The Planet Demands We Be More Efficient. Datacenter computers alone used 1% of global electricity in 2018, and estimates indicate this number will grow to 3%–13% by 2030.1 With such a large fraction of the world's energy going to computing, it is incumbent on us to design efficient computations to minimize the carbon footprint of computation. The first step in being more efficient is having an accurate model to analyze algorithms, so we can pick the most efficient algorithm for a given problem. We can no longer afford to ignore the constant factor difference between arithmetic and communication or the increase in energy with distance.
PECM: A Simple, Accurate Model of Computation. Two simple changes to the PRAM model can fix its two main problems.
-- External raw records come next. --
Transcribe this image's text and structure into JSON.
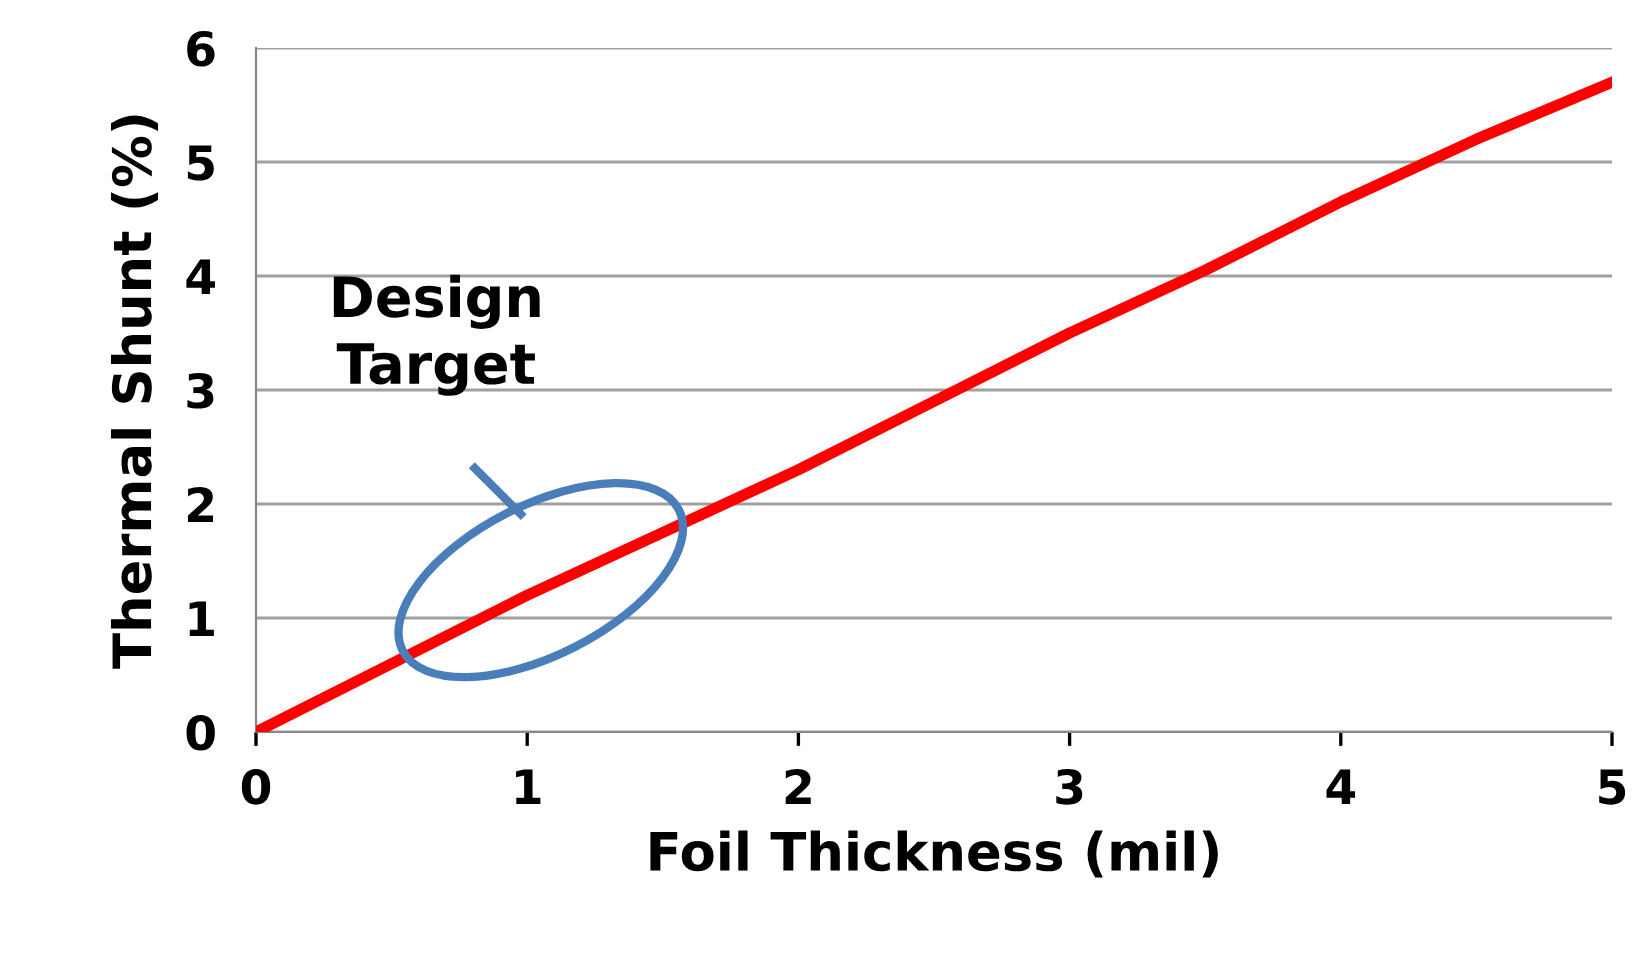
{
  "chart_data": {
    "type": "line",
    "xlabel": "Foil Thickness (mil)",
    "ylabel": "Thermal Shunt (%)",
    "x": [
      0,
      0.5,
      1,
      1.5,
      2,
      2.5,
      3,
      3.5,
      4,
      4.5,
      5
    ],
    "series": [
      {
        "color": "#ff0000",
        "values": [
          0,
          0.6,
          1.2,
          1.75,
          2.3,
          2.9,
          3.5,
          4.05,
          4.65,
          5.2,
          5.7
        ]
      }
    ],
    "annotations": [
      "Design\nTarget"
    ],
    "xlim": [
      0,
      5
    ],
    "ylim": [
      0,
      6
    ],
    "xticks": [
      0,
      1,
      2,
      3,
      4,
      5
    ],
    "yticks": [
      0,
      1,
      2,
      3,
      4,
      5,
      6
    ],
    "grid": "y",
    "legend": false,
    "marker": "none",
    "line_style": "solid"
  }
}
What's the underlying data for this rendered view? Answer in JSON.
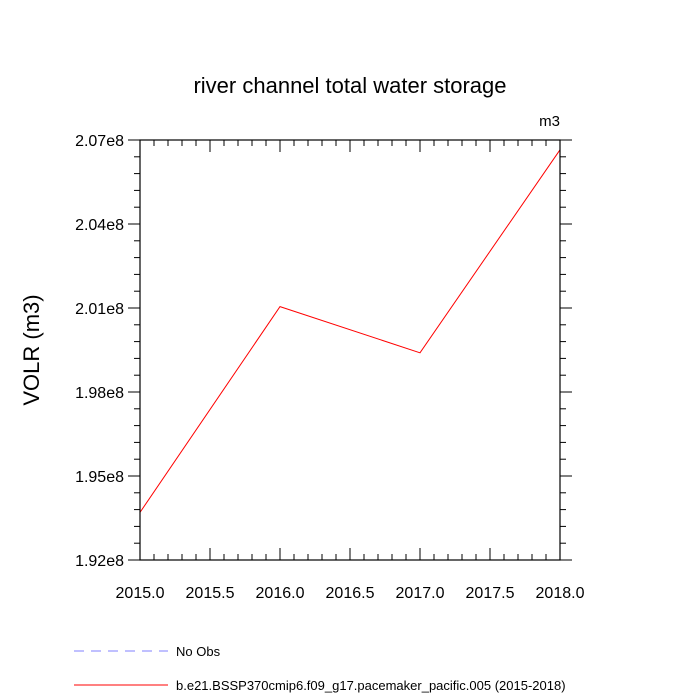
{
  "chart_data": {
    "type": "line",
    "title": "river channel total water storage",
    "units": "m3",
    "ylabel": "VOLR  (m3)",
    "xlabel": "",
    "xlim": [
      2015.0,
      2018.0
    ],
    "ylim": [
      192000000.0,
      207000000.0
    ],
    "x_ticks": [
      {
        "value": 2015.0,
        "label": "2015.0"
      },
      {
        "value": 2015.5,
        "label": "2015.5"
      },
      {
        "value": 2016.0,
        "label": "2016.0"
      },
      {
        "value": 2016.5,
        "label": "2016.5"
      },
      {
        "value": 2017.0,
        "label": "2017.0"
      },
      {
        "value": 2017.5,
        "label": "2017.5"
      },
      {
        "value": 2018.0,
        "label": "2018.0"
      }
    ],
    "y_ticks": [
      {
        "value": 192000000.0,
        "label": "1.92e8"
      },
      {
        "value": 195000000.0,
        "label": "1.95e8"
      },
      {
        "value": 198000000.0,
        "label": "1.98e8"
      },
      {
        "value": 201000000.0,
        "label": "2.01e8"
      },
      {
        "value": 204000000.0,
        "label": "2.04e8"
      },
      {
        "value": 207000000.0,
        "label": "2.07e8"
      }
    ],
    "grid": false,
    "legend_position": "bottom-left",
    "series": [
      {
        "name": "b.e21.BSSP370cmip6.f09_g17.pacemaker_pacific.005 (2015-2018)",
        "color": "#ff0000",
        "dash": "solid",
        "x": [
          2015.0,
          2016.0,
          2017.0,
          2018.0
        ],
        "values": [
          193700000.0,
          201050000.0,
          199400000.0,
          206650000.0
        ]
      }
    ],
    "legend": [
      {
        "label": "No Obs",
        "color": "#8080ff",
        "dash": "dashed"
      },
      {
        "label": "b.e21.BSSP370cmip6.f09_g17.pacemaker_pacific.005 (2015-2018)",
        "color": "#ff0000",
        "dash": "solid"
      }
    ]
  }
}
To account for the large difference in cost between arithmetic operations (like add) and memory access, we assign them different costs. Arithmetic operations remain unit cost, but memory operations have a higher cost, proportional to distance. Each processing element and each memory is assigned a location l ∈ L and a distance function D: L × L ⇒ R is defined to determine the cost of sending a message or making a memory access between two locations.
We can use different distance functions to model different computational targets. Two-dimensional Manhattan distance models on-chip communication. Locations are x,y coordinates and distance is the Manhattan distance between two coordinates. Off-chip communication can be modeled by adding additional distance when either coordinate spans a chip boundary (as in the example here).
By allowing us to reason about the true costs of computations, this parallel explicit communication model (PECM) will allow us to design more efficient computations and in doing so reduce the carbon footprint of computing.